We have a plan to implement this after #6547 is done.

You are still welcome to take the issue, but I suggest you make a proposal first so we can review it and give some advice since this is an important infrastructure for the optimizer.

AngleNet commented 1 year ago

Great. I will write a proposal on this.

BohuTANG commented 1 year ago

Can this function be optimized? https://github.com/datafuselabs/databend/issues/7468

AngleNet commented 1 year ago

Can this function be optimized?

7468

I think so. I will consider it inside the proposal.

andylokandy commented 1 year ago

7468

This is about CSE optimization. Is it included in functional dependency optimization?

AngleNet commented 1 year ago

7468

This is about CSE optimization. Is it included in functional dependency optimization?

HI. I think we could do this via functional dependency. What do you mean by CSE optimization?

andylokandy commented 1 year ago

CSE is abbr of Common Subexpression Elimination. Let's explain with an example: Given query SELECT max(a+1), (a+1)/2 FROM t1, the CSE optimizer can rewrite it into SELECT max(b), b/2 FROM (SELECT a+1 AS b FROM t1). The actual implementation usually is adding a column for the sub-expression and then hiding it in the top projection, without constructing such sub-query.

I'm not familiar with functional dependency, but from the very limited knowledge I've learned from the wiki, functional dependency is discovered from the relation between data of different columns and can be broken during updates on data.

AngleNet commented 1 year ago

@andylokandy @BohuTANG Sorry.
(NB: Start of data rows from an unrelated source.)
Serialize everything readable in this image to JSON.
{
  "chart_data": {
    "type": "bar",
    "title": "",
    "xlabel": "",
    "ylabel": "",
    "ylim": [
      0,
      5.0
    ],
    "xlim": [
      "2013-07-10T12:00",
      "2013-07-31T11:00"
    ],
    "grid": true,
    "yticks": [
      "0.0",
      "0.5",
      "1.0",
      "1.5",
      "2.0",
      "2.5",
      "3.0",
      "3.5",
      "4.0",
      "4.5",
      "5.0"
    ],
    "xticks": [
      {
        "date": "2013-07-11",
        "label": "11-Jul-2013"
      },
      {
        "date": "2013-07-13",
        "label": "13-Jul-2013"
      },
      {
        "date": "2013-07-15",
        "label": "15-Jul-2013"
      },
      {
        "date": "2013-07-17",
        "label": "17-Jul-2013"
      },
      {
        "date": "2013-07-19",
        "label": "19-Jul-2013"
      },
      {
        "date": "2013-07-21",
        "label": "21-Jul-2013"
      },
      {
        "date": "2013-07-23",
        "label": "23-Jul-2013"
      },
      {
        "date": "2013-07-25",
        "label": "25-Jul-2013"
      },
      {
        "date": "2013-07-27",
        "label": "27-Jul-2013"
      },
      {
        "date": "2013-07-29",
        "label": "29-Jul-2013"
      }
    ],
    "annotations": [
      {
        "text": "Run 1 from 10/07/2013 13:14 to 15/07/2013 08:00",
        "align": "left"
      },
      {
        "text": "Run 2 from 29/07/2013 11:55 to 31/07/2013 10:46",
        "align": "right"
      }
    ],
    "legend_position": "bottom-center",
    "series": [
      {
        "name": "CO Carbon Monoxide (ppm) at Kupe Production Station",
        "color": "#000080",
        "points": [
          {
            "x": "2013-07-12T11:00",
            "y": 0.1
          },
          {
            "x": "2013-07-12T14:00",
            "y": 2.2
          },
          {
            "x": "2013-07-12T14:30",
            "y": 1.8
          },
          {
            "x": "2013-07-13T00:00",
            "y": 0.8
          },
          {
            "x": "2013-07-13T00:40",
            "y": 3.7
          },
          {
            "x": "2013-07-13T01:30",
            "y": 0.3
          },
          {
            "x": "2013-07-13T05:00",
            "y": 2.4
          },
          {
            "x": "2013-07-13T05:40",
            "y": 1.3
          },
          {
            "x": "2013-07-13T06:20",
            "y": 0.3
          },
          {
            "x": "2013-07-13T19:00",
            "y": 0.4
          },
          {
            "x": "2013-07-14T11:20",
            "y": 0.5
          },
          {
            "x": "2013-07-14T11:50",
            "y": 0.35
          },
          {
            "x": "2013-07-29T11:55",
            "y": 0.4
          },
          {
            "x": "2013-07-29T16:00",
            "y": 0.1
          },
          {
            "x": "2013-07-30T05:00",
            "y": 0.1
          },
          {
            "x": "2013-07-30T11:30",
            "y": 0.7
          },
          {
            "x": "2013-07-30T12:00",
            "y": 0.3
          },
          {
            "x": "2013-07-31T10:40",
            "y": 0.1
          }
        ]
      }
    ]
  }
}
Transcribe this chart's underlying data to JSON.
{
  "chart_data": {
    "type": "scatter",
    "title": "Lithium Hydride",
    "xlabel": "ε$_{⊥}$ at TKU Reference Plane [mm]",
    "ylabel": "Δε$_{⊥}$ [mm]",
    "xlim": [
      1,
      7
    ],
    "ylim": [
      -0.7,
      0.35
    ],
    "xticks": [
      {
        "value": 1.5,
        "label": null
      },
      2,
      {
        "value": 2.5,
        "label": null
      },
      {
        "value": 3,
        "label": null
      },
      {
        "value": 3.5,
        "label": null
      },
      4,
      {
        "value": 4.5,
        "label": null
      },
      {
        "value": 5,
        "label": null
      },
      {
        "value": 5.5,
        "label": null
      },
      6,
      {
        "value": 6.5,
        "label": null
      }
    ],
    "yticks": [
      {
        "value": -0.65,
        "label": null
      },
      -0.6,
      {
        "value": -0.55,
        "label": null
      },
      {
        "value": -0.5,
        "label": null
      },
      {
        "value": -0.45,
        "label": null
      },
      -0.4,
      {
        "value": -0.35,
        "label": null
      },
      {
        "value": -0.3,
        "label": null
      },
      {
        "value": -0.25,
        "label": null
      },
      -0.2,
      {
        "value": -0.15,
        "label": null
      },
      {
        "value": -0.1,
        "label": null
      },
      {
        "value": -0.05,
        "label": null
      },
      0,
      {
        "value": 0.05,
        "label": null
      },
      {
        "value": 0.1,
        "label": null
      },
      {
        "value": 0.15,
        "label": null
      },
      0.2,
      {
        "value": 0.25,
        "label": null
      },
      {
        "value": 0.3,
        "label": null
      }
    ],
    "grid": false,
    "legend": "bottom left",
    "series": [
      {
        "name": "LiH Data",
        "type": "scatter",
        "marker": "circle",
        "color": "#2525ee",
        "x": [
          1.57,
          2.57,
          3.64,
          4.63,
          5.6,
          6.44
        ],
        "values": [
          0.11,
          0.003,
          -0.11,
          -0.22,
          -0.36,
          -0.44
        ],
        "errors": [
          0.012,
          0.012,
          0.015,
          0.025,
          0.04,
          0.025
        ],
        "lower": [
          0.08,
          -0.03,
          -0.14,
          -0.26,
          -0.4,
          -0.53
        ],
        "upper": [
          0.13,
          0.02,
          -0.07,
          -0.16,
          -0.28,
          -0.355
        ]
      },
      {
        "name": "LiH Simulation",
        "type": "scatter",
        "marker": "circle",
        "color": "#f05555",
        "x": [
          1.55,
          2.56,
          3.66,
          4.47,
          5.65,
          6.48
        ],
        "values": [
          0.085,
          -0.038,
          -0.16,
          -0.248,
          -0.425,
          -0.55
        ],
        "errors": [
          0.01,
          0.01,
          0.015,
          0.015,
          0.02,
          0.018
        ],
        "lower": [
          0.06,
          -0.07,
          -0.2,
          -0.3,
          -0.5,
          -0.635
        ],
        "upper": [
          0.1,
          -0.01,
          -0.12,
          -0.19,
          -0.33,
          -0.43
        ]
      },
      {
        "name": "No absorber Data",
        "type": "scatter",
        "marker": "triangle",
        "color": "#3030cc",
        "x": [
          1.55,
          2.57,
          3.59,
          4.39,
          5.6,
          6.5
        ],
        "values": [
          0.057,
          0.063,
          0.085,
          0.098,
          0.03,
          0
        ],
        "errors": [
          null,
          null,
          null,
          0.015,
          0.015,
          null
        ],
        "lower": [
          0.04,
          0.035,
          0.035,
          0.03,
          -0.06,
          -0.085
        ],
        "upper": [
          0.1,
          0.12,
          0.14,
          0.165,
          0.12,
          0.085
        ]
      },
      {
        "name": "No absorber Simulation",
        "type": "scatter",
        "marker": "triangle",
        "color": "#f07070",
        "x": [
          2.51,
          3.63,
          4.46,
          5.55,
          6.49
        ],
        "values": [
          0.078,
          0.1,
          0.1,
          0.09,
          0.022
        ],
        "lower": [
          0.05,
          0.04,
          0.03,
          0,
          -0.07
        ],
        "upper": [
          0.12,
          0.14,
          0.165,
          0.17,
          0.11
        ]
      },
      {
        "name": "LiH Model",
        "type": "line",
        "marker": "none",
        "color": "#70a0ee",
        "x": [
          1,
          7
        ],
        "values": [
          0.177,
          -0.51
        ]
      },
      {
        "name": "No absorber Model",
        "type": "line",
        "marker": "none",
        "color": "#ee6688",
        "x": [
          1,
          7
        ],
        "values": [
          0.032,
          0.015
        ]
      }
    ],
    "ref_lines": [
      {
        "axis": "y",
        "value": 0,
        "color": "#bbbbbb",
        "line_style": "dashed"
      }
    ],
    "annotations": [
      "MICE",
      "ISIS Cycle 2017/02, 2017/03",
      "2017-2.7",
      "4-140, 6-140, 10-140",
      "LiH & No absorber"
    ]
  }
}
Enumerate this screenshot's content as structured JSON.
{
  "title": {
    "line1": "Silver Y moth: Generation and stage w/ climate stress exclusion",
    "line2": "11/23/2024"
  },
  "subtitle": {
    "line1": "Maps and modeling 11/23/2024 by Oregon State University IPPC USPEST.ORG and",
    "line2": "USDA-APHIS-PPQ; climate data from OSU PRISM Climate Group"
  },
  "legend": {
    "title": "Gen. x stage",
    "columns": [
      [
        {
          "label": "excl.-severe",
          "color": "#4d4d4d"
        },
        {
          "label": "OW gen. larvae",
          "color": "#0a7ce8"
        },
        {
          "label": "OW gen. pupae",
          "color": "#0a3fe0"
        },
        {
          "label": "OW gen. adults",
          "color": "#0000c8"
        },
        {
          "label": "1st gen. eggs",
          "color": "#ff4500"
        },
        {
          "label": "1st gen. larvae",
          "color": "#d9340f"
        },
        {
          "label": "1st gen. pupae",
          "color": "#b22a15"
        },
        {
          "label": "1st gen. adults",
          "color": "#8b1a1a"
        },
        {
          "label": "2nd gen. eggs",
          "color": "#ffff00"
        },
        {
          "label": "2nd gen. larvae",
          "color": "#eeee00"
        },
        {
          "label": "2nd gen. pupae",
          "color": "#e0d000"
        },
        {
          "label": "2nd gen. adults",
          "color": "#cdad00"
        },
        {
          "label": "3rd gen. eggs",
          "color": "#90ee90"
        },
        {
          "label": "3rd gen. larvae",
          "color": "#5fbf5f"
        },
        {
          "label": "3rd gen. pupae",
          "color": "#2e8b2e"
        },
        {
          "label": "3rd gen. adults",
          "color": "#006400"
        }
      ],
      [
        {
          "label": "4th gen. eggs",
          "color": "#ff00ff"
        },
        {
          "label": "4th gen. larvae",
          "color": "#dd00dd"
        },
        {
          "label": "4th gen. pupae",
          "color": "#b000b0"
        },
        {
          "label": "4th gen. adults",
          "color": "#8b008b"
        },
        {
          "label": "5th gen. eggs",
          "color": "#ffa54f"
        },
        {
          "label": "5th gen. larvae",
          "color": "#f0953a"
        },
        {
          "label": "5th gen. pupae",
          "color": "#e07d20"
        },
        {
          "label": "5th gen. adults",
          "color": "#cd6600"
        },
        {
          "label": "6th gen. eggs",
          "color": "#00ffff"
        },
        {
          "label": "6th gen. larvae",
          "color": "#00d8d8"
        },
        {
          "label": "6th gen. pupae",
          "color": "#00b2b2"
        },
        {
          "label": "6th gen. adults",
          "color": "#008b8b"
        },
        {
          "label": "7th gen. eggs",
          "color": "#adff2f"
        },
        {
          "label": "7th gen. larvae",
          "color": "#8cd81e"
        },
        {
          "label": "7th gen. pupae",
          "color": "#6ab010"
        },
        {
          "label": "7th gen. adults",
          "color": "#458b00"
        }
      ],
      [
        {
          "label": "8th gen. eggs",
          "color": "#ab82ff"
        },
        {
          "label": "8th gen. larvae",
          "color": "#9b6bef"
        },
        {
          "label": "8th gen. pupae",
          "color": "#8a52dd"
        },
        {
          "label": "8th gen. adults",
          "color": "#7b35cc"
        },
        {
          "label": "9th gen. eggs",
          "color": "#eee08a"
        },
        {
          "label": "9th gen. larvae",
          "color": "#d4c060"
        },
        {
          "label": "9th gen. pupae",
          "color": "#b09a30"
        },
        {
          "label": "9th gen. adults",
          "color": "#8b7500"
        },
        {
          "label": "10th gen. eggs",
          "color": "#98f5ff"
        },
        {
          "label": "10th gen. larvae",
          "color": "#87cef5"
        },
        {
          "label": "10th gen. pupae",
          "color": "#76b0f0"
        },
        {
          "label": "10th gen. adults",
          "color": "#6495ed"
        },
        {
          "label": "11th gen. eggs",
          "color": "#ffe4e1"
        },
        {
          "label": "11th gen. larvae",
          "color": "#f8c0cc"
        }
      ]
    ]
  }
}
After some investigations, I think I was wrong about doing CSE optimization (the duplicate json_parse elimination) via functional dependency analysis. It's basically another problem to solve. For CSE optimization, I think we could build a common sub-expression collector and rewrite project list or predicate conditions in a select-where-from block via discovered CSEs. The basic idea of the CSE collector is to rewrite each expression in a canonical form which uniquely identify a set of semantically equal expressions, search CSE as visiting it. If the leaf node of an expression is a column during canonical form rewriting, rewrite it to its equivalent column with smallest column id according to an equality inferrer which could be used to infer whether two columns are equal.

leiysky commented 1 year ago

@AngleNet I've read your proposal, but would you mind putting the document into a GitHub issue so we can review it without login Tencent account?

AngleNet commented 1 year ago

@AngleNet I've read your proposal, but would you mind putting the document into a GitHub issue so we can review it without login Tencent account?

Good. I will put it in a issue later.

AngleNet commented 1 year ago

@AngleNet I've read your proposal, but would you mind putting the document into a GitHub issue so we can review it without login Tencent account?

Good. I will put it in a issue later.

The draft doc is #7693